Clinical-correlation driven definitive molecular diagnosis was established in 49% (101 cases; 95% CI, 42%-56%) of patients with the major contributing pathogenicity in either of three genes, GNE (28%; GNE-myopathy), DYSF (25%; Dysferlinopathy) and CAPN3 (19%; Calpainopathy). We identified 65 variant alleles comprising 37 unique variants in these three major genes. 78% of the DYSF patients were homozygous for the detected pathogenic variant suggesting the need for carrier-testing for autosomal-recessive disorders like Dysferlinopathy that are common in India. We describe the observed clinical spectrum of myopathies including uncommon and rare subtypes in India: Sarcoglycanopathies (SGCA/B/D/G), Collagenopathy (COL6A1/2/3), Anoctaminopathy (ANO5), telethoninopathy (TCAP), Pompe-disease (GAA), Myoadenylate-deaminase-deficiency-myopathy (AMPD1), myotilinopathy (MYOT), laminopathy (LMNA), HSP40-proteinopathy (DNAJB6), Emery-Dreifuss-muscular-dystrophy (EMD), Filaminopathy (FLNC), TRIM32-proteinopathy (TRIM32), POMT1-proteinopathy (POMT1), and Merosin-deficiency-congenital-muscular-dystrophy-type-1 (LAMA2). 13 Patients harbored pathogenic variants in >1 gene and had unusual clinical features suggesting a possible role of synergistic-heterozygosity / digenic-contribution to disease presentation and progression.

Conclusions

Application of clinically-correlated ES to myopathy diagnosis has improved our understanding of the clinical and genetic spectrum of different subtypes and their overlaps in Indian patients.
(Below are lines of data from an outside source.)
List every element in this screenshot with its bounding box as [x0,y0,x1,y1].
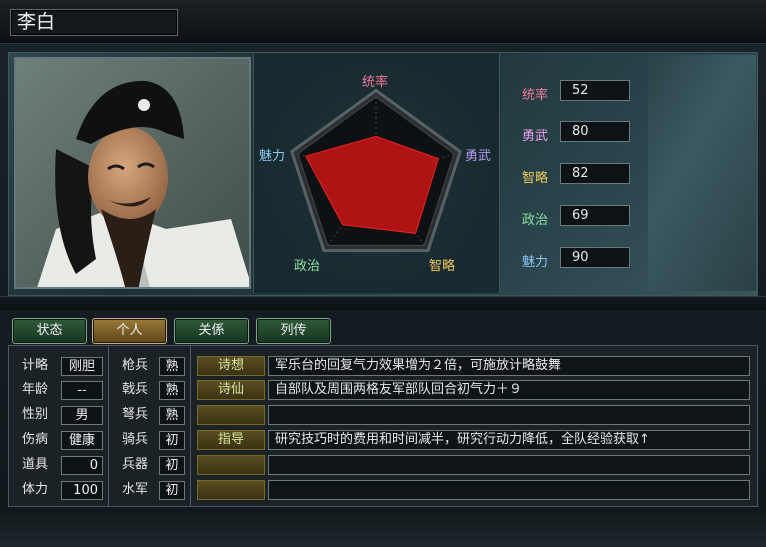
aptitude-label: 戟兵 [121,382,148,397]
aptitude-value: 熟 [159,406,185,425]
attr-value: 100 [61,481,103,500]
portrait-image [16,59,249,287]
stat-label: 智略 [522,171,549,186]
attr-row-gender: 性别 男 [13,405,105,425]
radar-label-charisma: 魅力 [259,149,286,164]
skill-name: 诗仙 [197,380,265,400]
stat-label: 统率 [522,88,549,103]
tab-status[interactable]: 状态 [12,318,87,344]
panel-divider [0,296,766,310]
radar-label-politics: 政治 [294,259,321,274]
aptitude-value: 熟 [159,357,185,376]
stat-value: 90 [560,247,630,268]
attr-label: 体力 [21,482,48,497]
aptitude-value: 初 [159,431,185,450]
personal-info-panel: 计略 刚胆 年龄 -- 性别 男 伤病 健康 道具 0 体力 100 枪兵 熟 [8,345,758,507]
attr-value: 刚胆 [61,357,103,376]
skill-row[interactable]: 诗仙 自部队及周围两格友军部队回合初气力＋９ [197,380,750,400]
skill-name [197,405,265,425]
skill-description [268,455,750,475]
aptitude-value: 初 [159,456,185,475]
skill-description: 军乐台的回复气力效果增为２倍，可施放计略鼓舞 [268,356,750,376]
aptitude-row-spear: 枪兵 熟 [113,356,187,376]
stat-value: 52 [560,80,630,101]
attr-label: 计略 [21,358,48,373]
stat-value: 69 [560,205,630,226]
skill-description [268,480,750,500]
character-window: 李白 统率 勇武 智略 政治 魅力 统率 52 勇武 80 智略 82 政治 6… [0,0,766,547]
skill-description: 研究技巧时的费用和时间减半，研究行动力降低，全队经验获取↑ [268,430,750,450]
attr-value: 0 [61,456,103,475]
attr-label: 年龄 [21,382,48,397]
stat-label: 勇武 [522,129,549,144]
aptitude-label: 骑兵 [121,432,148,447]
stat-radar-chart: 统率 勇武 智略 政治 魅力 [253,53,500,293]
attr-row-age: 年龄 -- [13,380,105,400]
radar-label-leadership: 统率 [362,75,389,90]
stat-row-intelligence: 智略 82 [516,163,634,186]
skill-row[interactable]: 诗想 军乐台的回复气力效果增为２倍，可施放计略鼓舞 [197,356,750,376]
attr-row-stamina: 体力 100 [13,480,105,500]
skill-name: 指导 [197,430,265,450]
stat-value: 80 [560,121,630,142]
skill-name: 诗想 [197,356,265,376]
aptitude-row-crossbow: 弩兵 熟 [113,405,187,425]
skill-row[interactable]: 指导 研究技巧时的费用和时间减半，研究行动力降低，全队经验获取↑ [197,430,750,450]
attr-row-injury: 伤病 健康 [13,430,105,450]
stat-values-panel: 统率 52 勇武 80 智略 82 政治 69 魅力 90 [502,55,647,291]
aptitude-label: 弩兵 [121,407,148,422]
aptitude-row-cavalry: 骑兵 初 [113,430,187,450]
skill-name [197,455,265,475]
aptitude-label: 水军 [121,482,148,497]
attr-row-strategy: 计略 刚胆 [13,356,105,376]
stat-row-politics: 政治 69 [516,205,634,228]
stat-value: 82 [560,163,630,184]
tab-relations[interactable]: 关係 [174,318,249,344]
attr-value: -- [61,381,103,400]
skill-name [197,480,265,500]
aptitude-label: 兵器 [121,457,148,472]
aptitude-row-siege: 兵器 初 [113,455,187,475]
attr-value: 健康 [61,431,103,450]
tab-personal[interactable]: 个人 [92,318,167,344]
stat-label: 政治 [522,213,549,228]
skill-row[interactable] [197,405,750,425]
character-portrait [14,57,251,289]
attr-value: 男 [61,406,103,425]
radar-label-intelligence: 智略 [429,259,456,274]
attr-label: 伤病 [21,432,48,447]
bottom-bar [0,512,766,547]
attr-label: 性别 [21,407,48,422]
stat-label: 魅力 [522,255,549,270]
skill-description [268,405,750,425]
decorative-pattern [648,55,756,291]
character-name: 李白 [10,9,178,36]
aptitude-value: 熟 [159,381,185,400]
tab-biography[interactable]: 列传 [256,318,331,344]
aptitude-row-navy: 水军 初 [113,480,187,500]
radar-label-war: 勇武 [465,149,492,164]
title-bar: 李白 [0,0,766,44]
stat-row-war: 勇武 80 [516,121,634,144]
aptitude-row-halberd: 戟兵 熟 [113,380,187,400]
stat-row-leadership: 统率 52 [516,80,634,103]
attr-label: 道具 [21,457,48,472]
aptitude-value: 初 [159,481,185,500]
aptitude-label: 枪兵 [121,358,148,373]
skill-row[interactable] [197,480,750,500]
skill-row[interactable] [197,455,750,475]
skill-description: 自部队及周围两格友军部队回合初气力＋９ [268,380,750,400]
stat-row-charisma: 魅力 90 [516,247,634,270]
attr-row-items: 道具 0 [13,455,105,475]
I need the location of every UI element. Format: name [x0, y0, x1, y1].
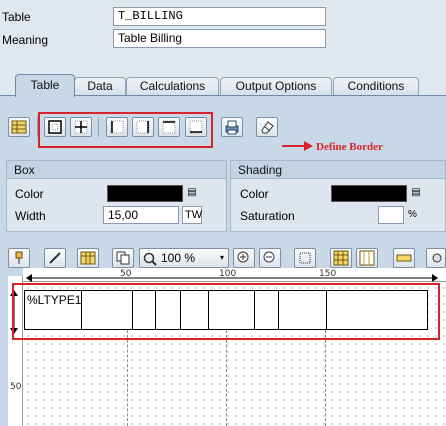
copy-button[interactable]: [112, 248, 134, 268]
chevron-down-icon: ▾: [220, 253, 225, 262]
box-group: Box Color ▤ Width 15,00 TW: [6, 160, 227, 232]
box-group-title: Box: [7, 161, 226, 179]
shading-color-label: Color: [240, 187, 269, 201]
box-width-label: Width: [15, 209, 46, 223]
arrow-right-icon: [282, 141, 313, 151]
zoom-dropdown[interactable]: 100 % ▾: [139, 248, 229, 268]
pencil-button[interactable]: [44, 248, 66, 268]
grid-icon: [11, 120, 27, 134]
snap-grid-icon: [359, 250, 375, 266]
pin-button[interactable]: [8, 248, 30, 268]
vruler-mark: 50: [10, 382, 22, 392]
table-name-field[interactable]: T_BILLING: [113, 7, 326, 26]
guide-line: [226, 330, 227, 426]
box-color-label: Color: [15, 187, 44, 201]
tab-table[interactable]: Table: [15, 74, 75, 97]
grid-button[interactable]: [330, 248, 352, 268]
table-icon: [80, 251, 96, 265]
shading-group: Shading Color ▤ Saturation %: [230, 160, 446, 232]
define-border-highlight: [38, 112, 213, 148]
zoom-out-button[interactable]: [259, 248, 281, 268]
snap-grid-button[interactable]: [356, 248, 378, 268]
fit-icon: [299, 252, 311, 264]
width-arrow: [26, 274, 438, 282]
settings-button[interactable]: [426, 248, 446, 268]
gear-icon: [432, 253, 442, 263]
eraser-button[interactable]: [256, 117, 278, 137]
tab-output-options[interactable]: Output Options: [220, 77, 332, 96]
table-button[interactable]: [77, 248, 99, 268]
box-color-swatch[interactable]: [107, 185, 183, 202]
table-properties-button[interactable]: [8, 117, 30, 137]
copy-icon: [116, 251, 130, 265]
pin-icon: [15, 251, 23, 264]
shading-color-swatch[interactable]: [331, 185, 407, 202]
zoom-out-icon: [263, 251, 275, 263]
pencil-icon: [49, 252, 61, 264]
box-width-unit[interactable]: TW: [182, 206, 202, 224]
guide-line: [325, 330, 326, 426]
table-row-highlight: [12, 283, 440, 340]
grid-icon: [333, 250, 349, 266]
table-label: Table: [2, 10, 31, 24]
tabstrip: Table Data Calculations Output Options C…: [0, 74, 446, 97]
zoom-value: 100 %: [161, 251, 196, 265]
box-width-input[interactable]: 15,00: [103, 206, 179, 224]
zoom-in-icon: [237, 251, 249, 263]
tab-data[interactable]: Data: [74, 77, 126, 96]
saturation-input[interactable]: [378, 206, 404, 224]
eraser-icon: [261, 121, 274, 134]
ruler-button[interactable]: [393, 248, 415, 268]
box-color-picker-icon[interactable]: ▤: [185, 185, 199, 201]
ruler-icon: [396, 254, 412, 262]
shading-color-picker-icon[interactable]: ▤: [409, 185, 423, 201]
print-button[interactable]: [221, 117, 243, 137]
guide-line: [127, 330, 128, 426]
shading-group-title: Shading: [231, 161, 445, 179]
tab-conditions[interactable]: Conditions: [333, 77, 419, 96]
zoom-in-button[interactable]: [233, 248, 255, 268]
meaning-label: Meaning: [2, 33, 49, 47]
annotation-text: Define Border: [316, 141, 383, 153]
print-icon: [225, 120, 239, 135]
magnifier-icon: [143, 252, 157, 266]
tab-calculations[interactable]: Calculations: [126, 77, 219, 96]
fit-button[interactable]: [294, 248, 316, 268]
saturation-label: Saturation: [240, 209, 295, 223]
meaning-field[interactable]: Table Billing: [113, 29, 326, 48]
saturation-unit: %: [408, 209, 417, 220]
This, in turn, will enhance the global gene-variant-disease databases by including data from developing countries/continents for more efficient clinically-driven molecular diagnostics.

Methods

In this cohort-study, we performed the first large clinical exome sequencing (ES) study with phenotype correlation on 207 clinically well-characterized inherited myopathy-suspected patients from the Indian subcontinent with diverse ethnicities.